O processo em causa mereceu tratamento prolongado e especial, continuado e multiplicado por vários dias nos media. Espantoso para mim foi a formulação de juízos de certeza pelos comentadores, jornalistas e políticos imputando a violação do segredo de justiça ao MP.
Qual a razão de ciência destas afirmações quando o processo teve a intervenção de funcionários judiciais, PJ, MP e JIC? O que pretendem aqueles que de forma tão leviana, sem qualquer indício, apontam o dedo ao MP?
Tal atitude significa o aligeirar do tratamento sério duma questão grave. As imputações que repetidamente foram feitas à actuação funcional do MP, a quem a Lei atribui a competência para dirigir a fase de inquérito criminal, reveste a natureza de interferência na autonomia deste.

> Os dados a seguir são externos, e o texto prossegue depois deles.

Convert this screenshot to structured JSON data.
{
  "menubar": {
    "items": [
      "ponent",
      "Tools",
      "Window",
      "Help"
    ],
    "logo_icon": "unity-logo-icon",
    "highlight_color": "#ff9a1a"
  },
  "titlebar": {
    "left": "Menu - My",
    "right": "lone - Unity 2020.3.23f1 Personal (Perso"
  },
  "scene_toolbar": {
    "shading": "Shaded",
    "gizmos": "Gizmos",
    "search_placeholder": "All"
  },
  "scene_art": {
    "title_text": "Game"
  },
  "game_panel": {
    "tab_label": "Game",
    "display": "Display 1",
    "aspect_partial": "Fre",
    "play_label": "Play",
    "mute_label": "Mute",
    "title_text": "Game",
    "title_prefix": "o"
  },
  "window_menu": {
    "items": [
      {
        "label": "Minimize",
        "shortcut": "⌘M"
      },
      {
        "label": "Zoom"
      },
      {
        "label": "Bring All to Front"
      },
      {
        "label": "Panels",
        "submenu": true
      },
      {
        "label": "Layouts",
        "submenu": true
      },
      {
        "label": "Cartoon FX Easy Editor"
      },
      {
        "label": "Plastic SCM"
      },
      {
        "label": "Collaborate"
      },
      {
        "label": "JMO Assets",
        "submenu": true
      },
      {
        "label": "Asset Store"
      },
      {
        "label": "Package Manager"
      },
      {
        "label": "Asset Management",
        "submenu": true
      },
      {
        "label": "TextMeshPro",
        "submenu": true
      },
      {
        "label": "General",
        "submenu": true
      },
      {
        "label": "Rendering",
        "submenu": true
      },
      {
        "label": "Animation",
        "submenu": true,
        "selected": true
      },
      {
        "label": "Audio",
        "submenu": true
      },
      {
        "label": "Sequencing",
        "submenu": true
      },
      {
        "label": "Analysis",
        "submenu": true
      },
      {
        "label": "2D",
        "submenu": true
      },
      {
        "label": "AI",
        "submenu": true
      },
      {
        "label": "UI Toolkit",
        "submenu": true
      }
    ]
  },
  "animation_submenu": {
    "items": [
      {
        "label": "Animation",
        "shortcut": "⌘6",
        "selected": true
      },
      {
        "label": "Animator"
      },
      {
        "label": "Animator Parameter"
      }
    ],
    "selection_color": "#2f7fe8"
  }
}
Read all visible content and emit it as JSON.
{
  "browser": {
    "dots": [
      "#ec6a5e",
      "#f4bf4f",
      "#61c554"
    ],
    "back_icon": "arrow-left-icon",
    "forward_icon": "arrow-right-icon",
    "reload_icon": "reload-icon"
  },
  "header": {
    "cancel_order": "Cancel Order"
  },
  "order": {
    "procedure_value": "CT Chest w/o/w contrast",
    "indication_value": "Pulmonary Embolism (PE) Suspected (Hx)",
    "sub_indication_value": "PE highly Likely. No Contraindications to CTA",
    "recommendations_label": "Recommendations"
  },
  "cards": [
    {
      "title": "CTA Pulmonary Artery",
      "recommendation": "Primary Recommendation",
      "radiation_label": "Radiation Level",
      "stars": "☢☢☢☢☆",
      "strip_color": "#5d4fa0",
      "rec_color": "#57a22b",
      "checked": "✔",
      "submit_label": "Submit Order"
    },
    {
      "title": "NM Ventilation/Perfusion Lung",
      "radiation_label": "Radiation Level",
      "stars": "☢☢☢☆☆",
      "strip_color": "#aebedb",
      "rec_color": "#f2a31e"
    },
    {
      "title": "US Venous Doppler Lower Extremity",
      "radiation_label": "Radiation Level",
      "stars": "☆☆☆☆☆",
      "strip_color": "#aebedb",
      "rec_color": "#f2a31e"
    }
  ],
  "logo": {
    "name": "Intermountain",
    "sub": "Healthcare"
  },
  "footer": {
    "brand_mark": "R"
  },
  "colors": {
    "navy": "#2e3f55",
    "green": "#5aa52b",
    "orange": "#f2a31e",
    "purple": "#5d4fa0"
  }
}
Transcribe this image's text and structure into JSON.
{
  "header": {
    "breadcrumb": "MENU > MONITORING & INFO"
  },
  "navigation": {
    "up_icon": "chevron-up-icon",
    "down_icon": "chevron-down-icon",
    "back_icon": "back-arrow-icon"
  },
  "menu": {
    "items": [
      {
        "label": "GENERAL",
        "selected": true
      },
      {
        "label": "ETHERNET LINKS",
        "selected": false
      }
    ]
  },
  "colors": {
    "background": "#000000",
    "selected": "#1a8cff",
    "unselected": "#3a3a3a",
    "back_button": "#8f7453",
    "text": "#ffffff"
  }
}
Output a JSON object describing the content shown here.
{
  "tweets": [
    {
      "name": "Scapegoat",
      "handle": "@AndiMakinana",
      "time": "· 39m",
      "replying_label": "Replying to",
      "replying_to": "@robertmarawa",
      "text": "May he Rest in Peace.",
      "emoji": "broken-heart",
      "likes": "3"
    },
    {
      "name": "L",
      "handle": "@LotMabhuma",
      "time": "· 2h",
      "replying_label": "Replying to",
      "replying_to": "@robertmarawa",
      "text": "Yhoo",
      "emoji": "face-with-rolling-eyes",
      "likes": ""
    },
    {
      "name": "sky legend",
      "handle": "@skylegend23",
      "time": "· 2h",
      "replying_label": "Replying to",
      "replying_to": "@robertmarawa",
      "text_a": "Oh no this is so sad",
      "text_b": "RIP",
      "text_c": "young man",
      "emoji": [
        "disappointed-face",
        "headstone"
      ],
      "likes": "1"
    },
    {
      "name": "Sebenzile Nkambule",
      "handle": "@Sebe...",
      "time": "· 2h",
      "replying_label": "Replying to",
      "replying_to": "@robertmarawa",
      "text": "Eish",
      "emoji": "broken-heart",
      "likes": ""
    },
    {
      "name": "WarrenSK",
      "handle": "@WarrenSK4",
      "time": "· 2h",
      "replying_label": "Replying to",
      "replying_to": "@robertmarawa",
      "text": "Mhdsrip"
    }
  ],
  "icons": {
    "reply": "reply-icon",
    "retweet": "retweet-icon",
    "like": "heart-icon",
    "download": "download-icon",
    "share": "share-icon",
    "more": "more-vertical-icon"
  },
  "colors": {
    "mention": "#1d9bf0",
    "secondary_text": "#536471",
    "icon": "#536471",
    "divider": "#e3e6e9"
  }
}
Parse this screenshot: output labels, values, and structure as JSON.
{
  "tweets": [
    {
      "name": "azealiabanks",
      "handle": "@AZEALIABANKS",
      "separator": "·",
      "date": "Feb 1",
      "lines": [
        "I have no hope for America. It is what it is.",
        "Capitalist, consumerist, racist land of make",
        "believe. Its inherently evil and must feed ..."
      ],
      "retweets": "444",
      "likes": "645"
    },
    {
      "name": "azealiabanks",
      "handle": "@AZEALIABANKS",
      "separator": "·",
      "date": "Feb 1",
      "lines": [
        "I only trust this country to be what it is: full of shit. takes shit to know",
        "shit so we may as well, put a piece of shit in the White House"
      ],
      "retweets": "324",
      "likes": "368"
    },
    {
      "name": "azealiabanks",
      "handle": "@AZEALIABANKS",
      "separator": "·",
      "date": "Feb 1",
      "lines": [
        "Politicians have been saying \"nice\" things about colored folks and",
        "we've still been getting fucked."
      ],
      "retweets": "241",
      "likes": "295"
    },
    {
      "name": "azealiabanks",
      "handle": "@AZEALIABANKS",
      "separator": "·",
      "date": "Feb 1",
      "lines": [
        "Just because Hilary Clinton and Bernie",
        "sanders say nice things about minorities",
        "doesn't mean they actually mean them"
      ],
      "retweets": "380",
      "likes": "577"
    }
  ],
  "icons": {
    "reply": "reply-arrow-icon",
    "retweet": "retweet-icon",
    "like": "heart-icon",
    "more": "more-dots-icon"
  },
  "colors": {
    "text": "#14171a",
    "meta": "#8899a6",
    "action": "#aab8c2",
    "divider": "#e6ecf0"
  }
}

Esta Magistratura integra o órgão de soberania Tribunais e é autónoma do poder político. Tem a obrigação de investigar todas as denúncias que contenham indícios de crime, qualquer que seja o suspeito da sua prática. A investigação está sujeita aos princípios de objectividade e legalidade.
Não obstante, foram diversas as intervenções públicas assacando ao MP excessos na obtenção de meios de prova. Atribuíram-lhe a publicidade da diligência e criticaram a desproporção da actuação e o abuso da própria investigação, uma vez que todos os partidos agem do mesmo modo, no que se refere ao pagamento de assessores na AR que executam apenas trabalho partidário.
São conhecidas as tentativas antidemocráticas que desejam a sujeição do MP ao poder político. O coro de críticas à actuação deste não pode ser subscrito pelos que defendem uma democracia plena e activa. Há uma nítida e expressa intromissão externa numa investigação criminal concreta.
A estratégia, o modo e o tempo da realização de diligências é da competência do MP. As buscas domiciliárias são propostas por este ao JIC, que decide. Foram executadas no cumprimento da lei processual penal. O crime principal sob suspeita é o de peculato. O processo está em segredo de justiça, pelo que se não sabe o conteúdo total dos factos indiciados e a sua dimensão. As buscas domiciliárias são meio de obtenção de prova admissível e podem ser realizadas entre as 7 e as 21h e ordenadas pelo JIC. Se houver violação destes pressupostos, a diligência será nula.
Qual a razão de tanta polémica, tantas declarações inflamadas, tantos protestos, tanta divagação sobre um tema exclusivamente judiciário? Para mim, assiste-se a uma investida grave contra a autonomia do MP. O MP não é o inimigo, mas sim o crime. Apoucar a instituição é atingir o coração da democracia. Isto é que é preocupante.